The trouble of having set the match model to "All matches" is that it is doing a cross join and when I tried on the real database (7Millions in lookup x 300000 in main) , the performances are much worse than my original model.
My original model runs in about 15 min. The new one I stopped after 2h, it had only done 10%.
I attached some screen dumps in case I made something wrong.
In terms of memory, both model (original and new) end up using all what's available.
Any more advise appreciated ?
Thanks
Employee

Re: Source loads as many times as tReplicate

Match model doesn't impact memory or performance.
Are you still working with a tLogRow in output ?
This is far to be a performant component to print 7M*300 000 rows.
I would suggest to use a tFileOutputDelimited, or any other kind of component.
About memory, if your job consums too much memory for your system, you can check the "Store on disk option" in the tMap.

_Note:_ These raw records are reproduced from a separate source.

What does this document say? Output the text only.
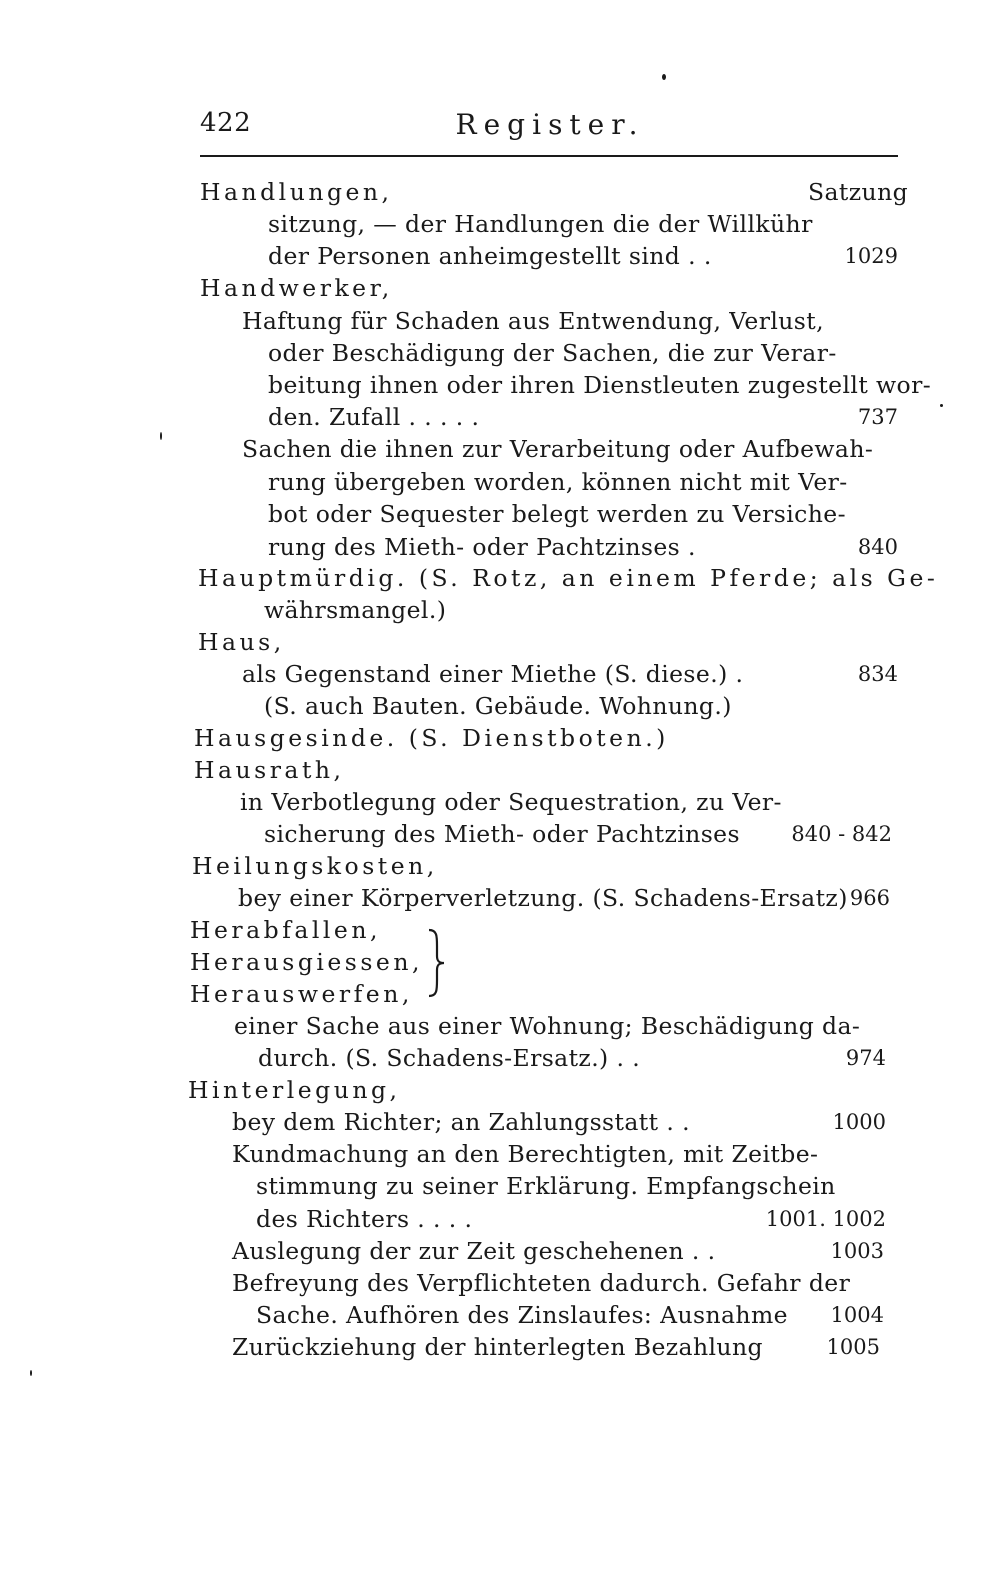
422	Register.
Handlungen,	Satzung
sitzung, — der Handlungen die der Willkühr
der Personen anheimgestellt sind . .	1029
Handwerker,
Haftung für Schaden aus Entwendung, Verlust,
oder Beschädigung der Sachen, die zur Verar-
beitung ihnen oder ihren Dienstleuten zugestellt wor-
den. Zufall . . . . .	737
Sachen die ihnen zur Verarbeitung oder Aufbewah-
rung übergeben worden, können nicht mit Ver-
bot oder Sequester belegt werden zu Versiche-
rung des Mieth- oder Pachtzinses .	840
Hauptmürdig. (S. Rotz, an einem Pferde; als Ge-
währsmangel.)
Haus,
als Gegenstand einer Miethe (S. diese.) .	834
(S. auch Bauten. Gebäude. Wohnung.)
Hausgesinde. (S. Dienstboten.)
Hausrath,
in Verbotlegung oder Sequestration, zu Ver-
sicherung des Mieth- oder Pachtzinses	840 - 842
Heilungskosten,
bey einer Körperverletzung. (S. Schadens-Ersatz) 966
Herabfallen,
Herausgiessen,
Herauswerfen,
einer Sache aus einer Wohnung; Beschädigung da-
durch. (S. Schadens-Ersatz.) . .	974
Hinterlegung,
bey dem Richter; an Zahlungsstatt . .	1000
Kundmachung an den Berechtigten, mit Zeitbe-
stimmung zu seiner Erklärung. Empfangschein
des Richters . . . .	1001. 1002
Auslegung der zur Zeit geschehenen . .	1003
Befreyung des Verpflichteten dadurch. Gefahr der
Sache. Aufhören des Zinslaufes: Ausnahme	1004
Zurückziehung der hinterlegten Bezahlung	1005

But this option will necessarly have some impact on performances.
Kind Regards
Four Stars

Re: Source loads as many times as tReplicate

I've run the job this time in real conditions, taking the real tables as input and writing out into a copy of the table it would normally write into. You're right : removing the tlogRow did improve somewhat the perfomances. Still I had to stop the job after an hour, it had only treated 2000 rows from the main input out of 110800.
Having joined the tables on a fake columns is similar to doing a cross join and then filtering the results on the conditions placed in the tMaps outputs. I think this might be where the performance issue is. In my original model the filtering is made directly at the source, on the join between table. I hit a memory problem only because the biggest table is loaded 3 times in memory before the job can actually start.